His name was Louis B. Neumiller, but everyone called him Louie. He will always be remembered as Caterpillar’s third Chairman and President, but what made him tick? In many ways he was really no different than all of us. He was an athlete who thrived on competition and teamwork. He loved to share with anyone who would listen about his family and their lives together. Louie was compassionate and always knew when to say the right thing. From stenographer to Chairman, he was a local boy who did good, overseeing Caterpillar’s rise from a national based tractor company to a global force with many different lines of product.
Louie was born in 1896 in Peoria, Illinois, to the son of a blacksmith. He experienced early hardship as his father passed away when he was only five-years old. He worked in the family business but still graduated from Peoria High School in 1914. While in high school, Louie competed in both football and basketball. He learned early that teamwork was important to success in all facets of life.

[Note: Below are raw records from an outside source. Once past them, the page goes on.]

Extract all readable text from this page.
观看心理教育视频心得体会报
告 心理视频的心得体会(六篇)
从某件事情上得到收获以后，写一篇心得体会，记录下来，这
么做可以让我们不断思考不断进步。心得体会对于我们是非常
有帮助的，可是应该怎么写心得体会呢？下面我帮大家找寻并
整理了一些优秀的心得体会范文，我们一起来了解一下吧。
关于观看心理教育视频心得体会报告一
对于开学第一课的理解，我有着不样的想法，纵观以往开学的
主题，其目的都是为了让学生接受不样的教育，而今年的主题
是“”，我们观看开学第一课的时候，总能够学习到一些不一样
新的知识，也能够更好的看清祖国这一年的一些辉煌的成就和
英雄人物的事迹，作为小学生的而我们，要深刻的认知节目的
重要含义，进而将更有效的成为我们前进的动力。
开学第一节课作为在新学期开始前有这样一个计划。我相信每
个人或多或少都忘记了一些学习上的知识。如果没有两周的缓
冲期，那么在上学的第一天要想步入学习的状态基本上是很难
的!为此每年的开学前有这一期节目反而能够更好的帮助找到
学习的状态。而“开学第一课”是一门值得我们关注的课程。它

Louie never shied away from talking about his family as seen in his many correspondence and features in Caterpillar’s employee publication called News & Views. He married Selma Engstrom of McPherson, Kansas, in 1930 and was the father of three girls - Martha, Mary Louise and Ana Marie.
After working a few odd jobs, he applied for a position at The Holt Manufacturing Company in East Peoria, Illinois. His first job was as a stenographer and blueprint clerk. In 1925, Holt merged with C. L. Best Tractor Company to form the Caterpillar Tractor Co. and his career faced uncertainty. The new company’s management was run by the former Best concern. Louie was relieved when he found Caterpillar offered new opportunities. Like many of the employees who worked for Holt in the East Peoria, he said “I learned about the merger in the newspapers.”
Louie became the general parts manager and was credited for its growth. His first job was to consolidate the parts departments for the former Best and Holt companies. He also implemented a parts strategy that for each new machine model was put on the market, it would be immediately followed by a parts stock. He said, “I always looked upon a Caterpillar tractor as a business. To the man who owns one, it is his business. If a part breaks, he is out of business until his machine is running again. Our ability to obtain a repeat order from every customer depends upon our ability to deliver a part promptly.”
Louie caught the eye of the new Caterpillar leaders, such as C.L. Best, Harry Fair, R.C. Force and B.C. Heacock. They were called the “Best Men” because they were all from the former Best management team. They were won over not only by his work ethic and results, but also by as Harry Fair said was his “delicate Neumiller touch” of saying things. In 1932, he was promoted to service manager. He became the first director of industrial relations in 1937 and was selected as a vice president later that year. During this time, he also led the company’s first labor negotiations.
In October 1941, Louie was Caterpillar’s first Caterpillar leader who was not part of the Best management team, being elected President of Caterpillar. He later became Chairman of the company in 1954. As President, he coined the popular phrase I-T-A-B-W-O-D-I. Standing for “Is There a Better Way of Doing It,” Louie would ask employees on the factory floor as well as those in the offices to look for ways to improve how we did our business. “Improve the methods, organize the work, systematize the routine; then find the right man to assume responsibility,” said Louie on several occasions.
Under Louis’ leadership, Caterpillar became the global company it is today. From 1941 to 1962, Caterpillar supported military efforts during World War II, broadened its product line from three to 11 machine families, acquired Trackson Company, grew from 16,000 to more than 36,000 employees and opened 13 new factories, which six of which were overseas. At the dedication of the new plant in Glasgow, Scotland, in 1959, Louie said “There is but one Caterpillar and wherever it is, you will find it reaching for high levels of integrity, achievement and quality - standing first and foremost for the rights and dignity of the individual and wishing to make association with the company a life satisfying experience.” In 1950, Louie received a memorable compliment which he saved from one of Caterpillar’s founders and first Chairman, C.L. Best, “I am very pleased the way you have handled things—you are doing a fine job, more power to you.”
To recognize Louie’s ongoing efforts to promote safety throughout the company, Caterpillar established the Louis B. Neumiller Safety Award in 1959. This award was given to any Caterpillar facility or department for outstanding achievement in safety on the basis of active and continued interest in accident prevention, use of safety equipment, enforcement of safety rules and statistical records. The award is still being given out today now called the Chairman’s Safety Award.
Neumiller retired as Chairman in 1962, but remained on the Board of Directors into 1968. Although he is no longer with us be will always be remembered as Louie.